Realist film about life in the economic/criminal underclass of Mexico City. The original cut of the film depicts the inescapability of the circle of violence, but that ending played badly to test audiences, so a second, "happy" ending was filmed, in which the child protagonist slays his abuser (instead of being slayed by him), and returns to reform school. (Yay?)

discussion )

All that said, I kinda enjoyed... maybe not watching the film, but having watched it? There was a lot of toothy chewy shit going on in and around the film, and it was satisfying to discuss, at a number of different levels.

Available on youtube with English subtitles, if you're interested.


José Emilio Pacheco (trans. Katharine Silver), Battles in the Desert (1980)

Novella of a man's remembrances of a specific year of his childhood, when he fell in love with his best friend's mother, and her ultimate erasure from (apparently) all memory and record but his own.

A LOT going on )

We discussed this one to death and came to no agreement on it, but I can say it was one of the most enthusiastically discussed works of the unit.

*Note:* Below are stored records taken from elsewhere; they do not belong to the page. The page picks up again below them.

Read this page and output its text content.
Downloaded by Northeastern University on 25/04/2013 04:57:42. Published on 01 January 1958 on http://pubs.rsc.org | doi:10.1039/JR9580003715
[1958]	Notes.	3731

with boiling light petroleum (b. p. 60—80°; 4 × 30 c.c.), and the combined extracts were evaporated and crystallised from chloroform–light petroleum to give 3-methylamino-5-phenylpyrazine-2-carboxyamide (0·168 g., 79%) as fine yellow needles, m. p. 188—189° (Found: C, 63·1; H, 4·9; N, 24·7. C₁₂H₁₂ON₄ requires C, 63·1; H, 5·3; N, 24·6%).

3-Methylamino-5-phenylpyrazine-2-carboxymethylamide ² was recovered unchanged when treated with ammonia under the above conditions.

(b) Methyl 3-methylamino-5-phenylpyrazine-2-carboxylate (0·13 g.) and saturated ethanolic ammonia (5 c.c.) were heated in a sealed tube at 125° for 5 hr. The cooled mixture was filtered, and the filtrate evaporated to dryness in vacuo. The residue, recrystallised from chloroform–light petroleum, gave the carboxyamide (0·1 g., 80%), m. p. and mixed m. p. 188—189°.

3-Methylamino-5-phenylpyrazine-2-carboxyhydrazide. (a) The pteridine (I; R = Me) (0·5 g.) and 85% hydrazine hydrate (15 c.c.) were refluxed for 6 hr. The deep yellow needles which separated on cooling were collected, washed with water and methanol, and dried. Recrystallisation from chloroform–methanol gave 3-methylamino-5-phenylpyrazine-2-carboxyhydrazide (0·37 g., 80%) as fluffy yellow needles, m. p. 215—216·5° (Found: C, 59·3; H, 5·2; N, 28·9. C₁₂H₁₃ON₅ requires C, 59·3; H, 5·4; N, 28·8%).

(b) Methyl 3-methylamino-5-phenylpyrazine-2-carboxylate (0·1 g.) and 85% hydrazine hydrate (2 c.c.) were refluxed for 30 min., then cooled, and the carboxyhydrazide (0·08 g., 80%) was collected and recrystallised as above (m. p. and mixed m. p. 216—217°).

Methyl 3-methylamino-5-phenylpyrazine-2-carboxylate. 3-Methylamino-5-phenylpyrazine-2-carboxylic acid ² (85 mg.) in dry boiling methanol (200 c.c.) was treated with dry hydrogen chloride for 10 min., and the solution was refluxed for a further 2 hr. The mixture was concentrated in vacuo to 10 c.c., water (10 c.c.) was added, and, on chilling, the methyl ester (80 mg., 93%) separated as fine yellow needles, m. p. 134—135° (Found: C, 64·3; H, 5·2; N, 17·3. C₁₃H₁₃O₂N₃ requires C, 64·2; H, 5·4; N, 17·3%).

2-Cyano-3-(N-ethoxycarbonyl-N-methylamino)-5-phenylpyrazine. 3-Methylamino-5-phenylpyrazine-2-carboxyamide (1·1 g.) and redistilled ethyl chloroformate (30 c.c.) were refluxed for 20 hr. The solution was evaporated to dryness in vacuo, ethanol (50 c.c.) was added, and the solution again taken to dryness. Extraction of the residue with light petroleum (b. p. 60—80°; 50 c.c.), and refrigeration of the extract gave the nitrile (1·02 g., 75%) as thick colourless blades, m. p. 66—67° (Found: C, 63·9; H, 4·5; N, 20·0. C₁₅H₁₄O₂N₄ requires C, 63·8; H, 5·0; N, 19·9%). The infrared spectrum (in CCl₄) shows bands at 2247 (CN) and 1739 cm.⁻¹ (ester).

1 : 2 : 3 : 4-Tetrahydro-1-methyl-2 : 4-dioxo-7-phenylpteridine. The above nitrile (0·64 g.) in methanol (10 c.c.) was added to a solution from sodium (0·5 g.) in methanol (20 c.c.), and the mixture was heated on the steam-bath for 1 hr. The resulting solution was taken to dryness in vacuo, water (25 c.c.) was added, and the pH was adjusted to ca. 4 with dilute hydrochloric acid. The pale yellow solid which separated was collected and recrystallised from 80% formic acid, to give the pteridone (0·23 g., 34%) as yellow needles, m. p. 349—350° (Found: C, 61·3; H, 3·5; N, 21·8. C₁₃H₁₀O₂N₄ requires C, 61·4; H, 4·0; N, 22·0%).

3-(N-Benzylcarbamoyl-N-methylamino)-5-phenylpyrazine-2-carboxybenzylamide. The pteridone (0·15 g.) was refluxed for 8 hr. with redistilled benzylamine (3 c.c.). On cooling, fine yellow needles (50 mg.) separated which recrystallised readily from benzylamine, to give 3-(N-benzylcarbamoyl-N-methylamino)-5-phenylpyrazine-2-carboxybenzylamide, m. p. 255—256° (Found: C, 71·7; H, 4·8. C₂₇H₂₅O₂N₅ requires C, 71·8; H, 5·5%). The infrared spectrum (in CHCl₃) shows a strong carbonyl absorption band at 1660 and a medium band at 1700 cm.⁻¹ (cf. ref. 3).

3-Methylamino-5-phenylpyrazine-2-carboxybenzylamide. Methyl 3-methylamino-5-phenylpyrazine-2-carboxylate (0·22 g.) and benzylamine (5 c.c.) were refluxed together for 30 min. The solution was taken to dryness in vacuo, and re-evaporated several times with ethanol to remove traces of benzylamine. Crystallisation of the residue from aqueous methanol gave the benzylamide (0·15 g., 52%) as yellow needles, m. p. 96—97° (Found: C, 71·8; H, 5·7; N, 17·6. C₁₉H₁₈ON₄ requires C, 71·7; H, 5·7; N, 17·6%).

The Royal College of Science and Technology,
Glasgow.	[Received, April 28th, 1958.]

Elena Poniatowska (trans. Helen R. Lane), Massacre in Mexico (1971 / trans. 1975)

content warning for state violence, including massacre, imprisonment, and torture )

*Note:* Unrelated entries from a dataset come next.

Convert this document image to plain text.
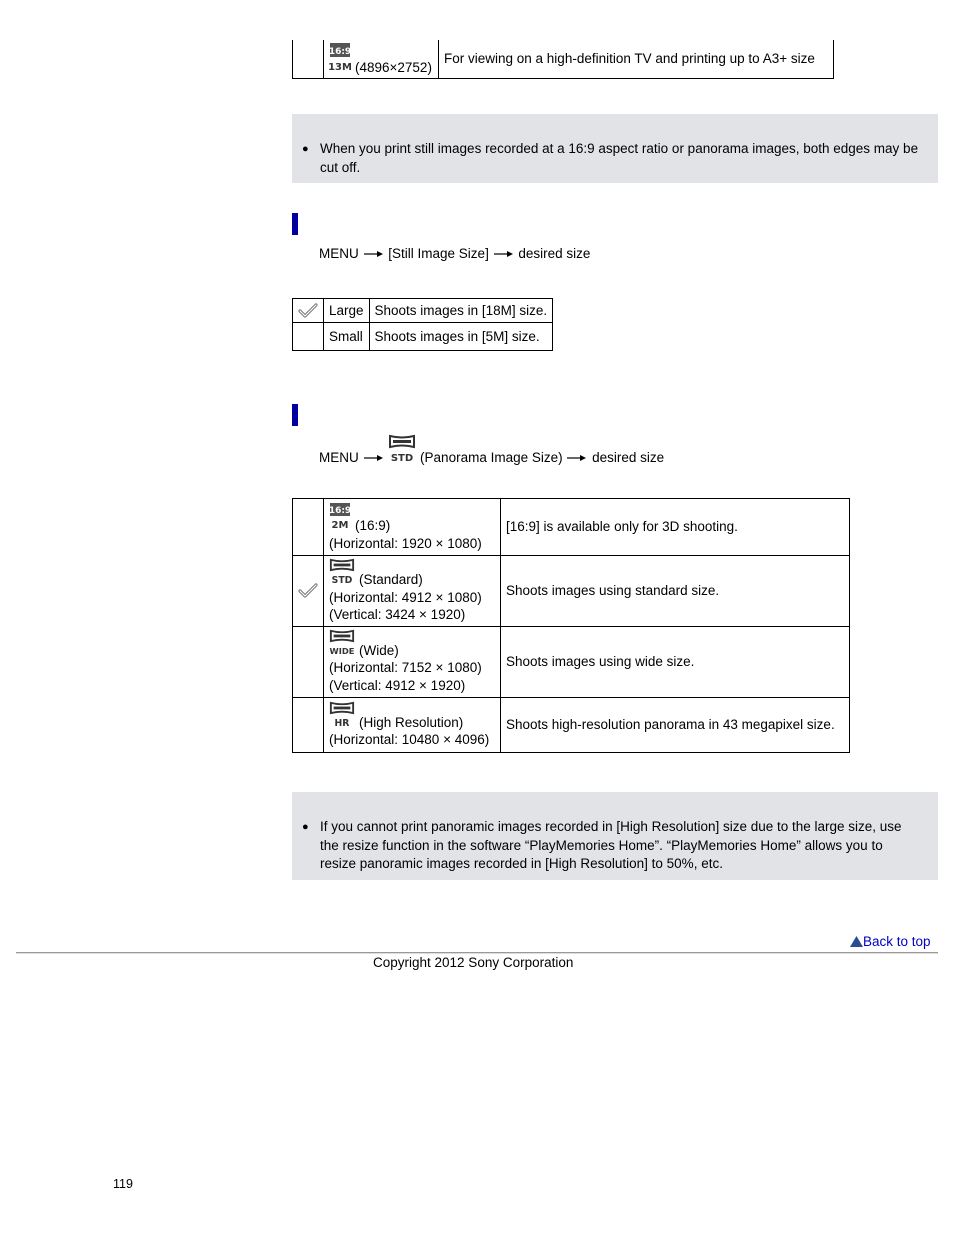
16:9
13M (4896×2752)
	For viewing on a high-definition TV and printing up to A3+ size
● When you print still images recorded at a 16:9 aspect ratio or panorama images, both edges may be cut off.
MENU [Still Image Size] desired size
	Large	Shoots images in [18M] size.
	Small	Shoots images in [5M] size.
MENU	STD (Panorama Image Size) desired size

16:9
2M (16:9)
(Horizontal: 1920 × 1080)	[16:9] is available only for 3D shooting.

STD (Standard)
(Horizontal: 4912 × 1080)
(Vertical: 3424 × 1920)	Shoots images using standard size.

WIDE (Wide)
(Horizontal: 7152 × 1080)
(Vertical: 4912 × 1920)	Shoots images using wide size.

HR (High Resolution)
(Horizontal: 10480 × 4096)	Shoots high-resolution panorama in 43 megapixel size.
● If you cannot print panoramic images recorded in [High Resolution] size due to the large size, use the resize function in the software “PlayMemories Home”. “PlayMemories Home” allows you to resize panoramic images recorded in [High Resolution] to 50%, etc.
Back to top
Copyright 2012 Sony Corporation
119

It's a powerhouse of the book, although most in my book group did not read it, or only read sections of it, because of the violence it relates. I found that frustrating, for in addition to discussion of the content, there's also ample opportunity to discuss the format of the book: how does one take reams of interviews and publicize their content, especially before one could dump a massive file of sources on the internet? How does one handle the vagaries of eyewitness accounts, the multiplicity of viewpoints, the uncertainty of memory, and conflicting testimonies? How does one do all this under a hostile government, that would much rather see your book suppressed than published? I'm a little reluctant to call this book my favorite of the course, given how challenging its content was, and yet it was definitely the one I found most rewarding, both to read and to discuss. Excellent choice for capstone of the Mexico City unit!